Whole grains are my default for basic things such as bread, pasta, and rice. I also enjoy whole wheat couscous and quinoa from time to time. This week I just utilized some of my favorite recipes incorporating whole grains. I planned to try new recipes and grains, but it has been a busy week (events including my birthday, football, and an exciting FSU basketball upset over UNC!) so I kept with the challenge by preparing foods I knew how to make.
I love using brown rice, mostly because I love the ease of my rice cooker. If you buy in bulk like I do, I use a 1.5 water to 1 part rice ratio. One of my favorite recipes is my Mexican in a Bowl recipe. This week I omitted the sour cream and added some leftover minced chipotle in adobo to amp up the spice.

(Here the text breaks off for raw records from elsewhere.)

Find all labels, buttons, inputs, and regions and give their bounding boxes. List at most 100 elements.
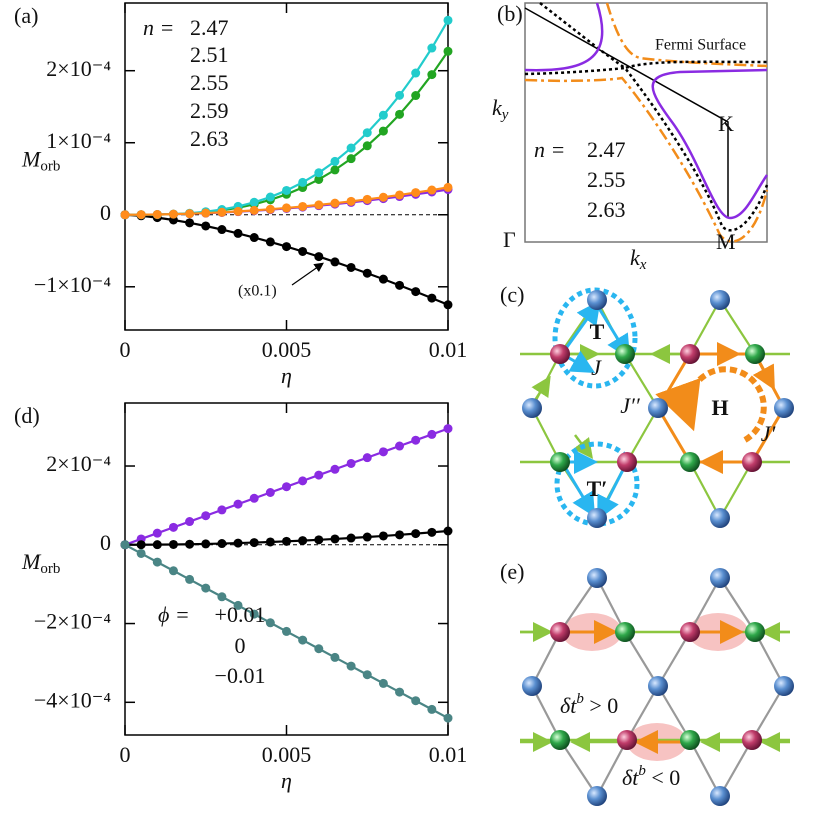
panel-b bbox=[524, 2, 769, 243]
bond bbox=[719, 461, 753, 519]
x-tick-label: 0.005 bbox=[262, 742, 312, 767]
x-tick-label: 0 bbox=[120, 742, 131, 767]
point-label: M bbox=[716, 229, 736, 254]
atom bbox=[587, 290, 607, 310]
hopping-label-part: b bbox=[576, 691, 584, 707]
annotation: (x0.1) bbox=[238, 283, 277, 300]
panel-label: (b) bbox=[497, 1, 523, 26]
data-point bbox=[395, 109, 405, 119]
legend-entry: 2.55 bbox=[190, 70, 229, 95]
fermi-247 bbox=[524, 2, 769, 220]
hopping-label-part: δt bbox=[622, 765, 639, 790]
legend-entry: 2.47 bbox=[587, 137, 626, 162]
axis-label: kx bbox=[630, 245, 647, 273]
legend-entry: 2.51 bbox=[190, 42, 229, 67]
legend-entry: 2.55 bbox=[587, 167, 626, 192]
bond bbox=[689, 577, 721, 633]
y-axis-label-part: orb bbox=[40, 159, 60, 175]
data-point bbox=[378, 678, 388, 688]
fermi-263 bbox=[524, 2, 769, 243]
legend-title: n = bbox=[534, 137, 565, 162]
data-point bbox=[395, 90, 405, 100]
atom bbox=[615, 622, 635, 642]
atom bbox=[680, 344, 700, 364]
y-axis-label-part: orb bbox=[40, 561, 60, 577]
data-point bbox=[185, 218, 195, 228]
data-point bbox=[152, 209, 162, 219]
series-line bbox=[124, 213, 449, 306]
atom bbox=[710, 508, 730, 528]
data-point bbox=[411, 529, 421, 539]
data-point bbox=[346, 154, 356, 164]
data-point bbox=[314, 252, 324, 262]
atom bbox=[522, 398, 542, 418]
data-point bbox=[298, 201, 308, 211]
data-point bbox=[362, 128, 372, 138]
data-point bbox=[427, 185, 437, 195]
axis-label-part: x bbox=[639, 257, 647, 273]
hopping-label: δtb > 0 bbox=[560, 691, 618, 718]
data-point bbox=[362, 670, 372, 680]
data-point bbox=[233, 228, 243, 238]
y-tick-label: −2×10⁻⁴ bbox=[34, 609, 111, 634]
bond-label: H bbox=[711, 395, 728, 420]
bond-arrow bbox=[560, 461, 596, 518]
data-point bbox=[427, 527, 437, 537]
bond bbox=[657, 685, 691, 741]
bond bbox=[531, 407, 561, 463]
data-point bbox=[298, 476, 308, 486]
data-point bbox=[265, 487, 275, 497]
atom bbox=[587, 508, 607, 528]
y-axis-label-part: M bbox=[21, 549, 42, 574]
data-point bbox=[427, 70, 437, 80]
x-tick-label: 0.01 bbox=[429, 337, 468, 362]
bond-label: J bbox=[591, 355, 602, 380]
bond bbox=[626, 407, 659, 463]
diagram-title: Fermi Surface bbox=[655, 37, 746, 54]
hopping-label-part: < 0 bbox=[646, 765, 680, 790]
atom bbox=[617, 730, 637, 750]
data-point bbox=[249, 205, 259, 215]
data-point bbox=[395, 530, 405, 540]
data-point bbox=[201, 511, 211, 521]
panel-label: (a) bbox=[14, 3, 38, 28]
atom bbox=[774, 676, 794, 696]
y-tick-label: 2×10⁻⁴ bbox=[46, 56, 111, 81]
data-point bbox=[217, 592, 227, 602]
hopping-label-part: δt bbox=[560, 693, 577, 718]
legend-entry: 2.59 bbox=[190, 98, 229, 123]
data-point bbox=[233, 499, 243, 509]
data-point bbox=[282, 203, 291, 213]
data-point bbox=[201, 221, 211, 231]
data-point bbox=[168, 522, 178, 532]
data-point bbox=[282, 242, 291, 252]
data-point bbox=[168, 566, 178, 576]
data-point bbox=[378, 531, 388, 541]
y-tick-label: 1×10⁻⁴ bbox=[46, 128, 111, 153]
data-point bbox=[411, 696, 421, 706]
data-point bbox=[201, 208, 211, 218]
bond-label: J′ bbox=[761, 421, 777, 446]
data-point bbox=[362, 268, 372, 278]
data-point bbox=[314, 644, 324, 654]
loop-arrow bbox=[655, 366, 767, 443]
point-label: Γ bbox=[503, 227, 516, 252]
bond bbox=[719, 299, 756, 355]
data-point bbox=[411, 188, 421, 198]
data-point bbox=[185, 517, 195, 527]
data-point bbox=[330, 257, 340, 267]
atom bbox=[615, 344, 635, 364]
data-point bbox=[185, 209, 195, 219]
x-tick-label: 0.005 bbox=[262, 337, 312, 362]
data-point bbox=[265, 237, 275, 247]
data-point bbox=[282, 482, 291, 492]
data-point bbox=[249, 493, 259, 503]
bond bbox=[531, 631, 561, 687]
bond-label: J′′ bbox=[620, 393, 641, 418]
data-point bbox=[427, 293, 437, 303]
annotation-arrow bbox=[291, 262, 324, 286]
data-point bbox=[395, 280, 405, 290]
bond bbox=[689, 299, 721, 355]
data-point bbox=[330, 464, 340, 474]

Oatmeal is such an easy and yummy way to get whole grains into your day even before lunch! Last week’s post outlined the various ways I like my oatmeal, and I ate oatmeal almost every morning this week. On the other mornings I ate cottage cheese on whole grain water crackers. I also did some basic pastas, such as my Easy Peasy Pasta, and homemade pizza with whole wheat crust.
One thing I wish I would have had time to try this past week is brown rice risotto. It still fits in with the new week’s challenge, so I hope to blog my recipe soon!
This week’s challenge: cook at home. I prepared by planning out meals and grocery shopping for the week. The week has started out well and I look forward to sharing more recipes with you!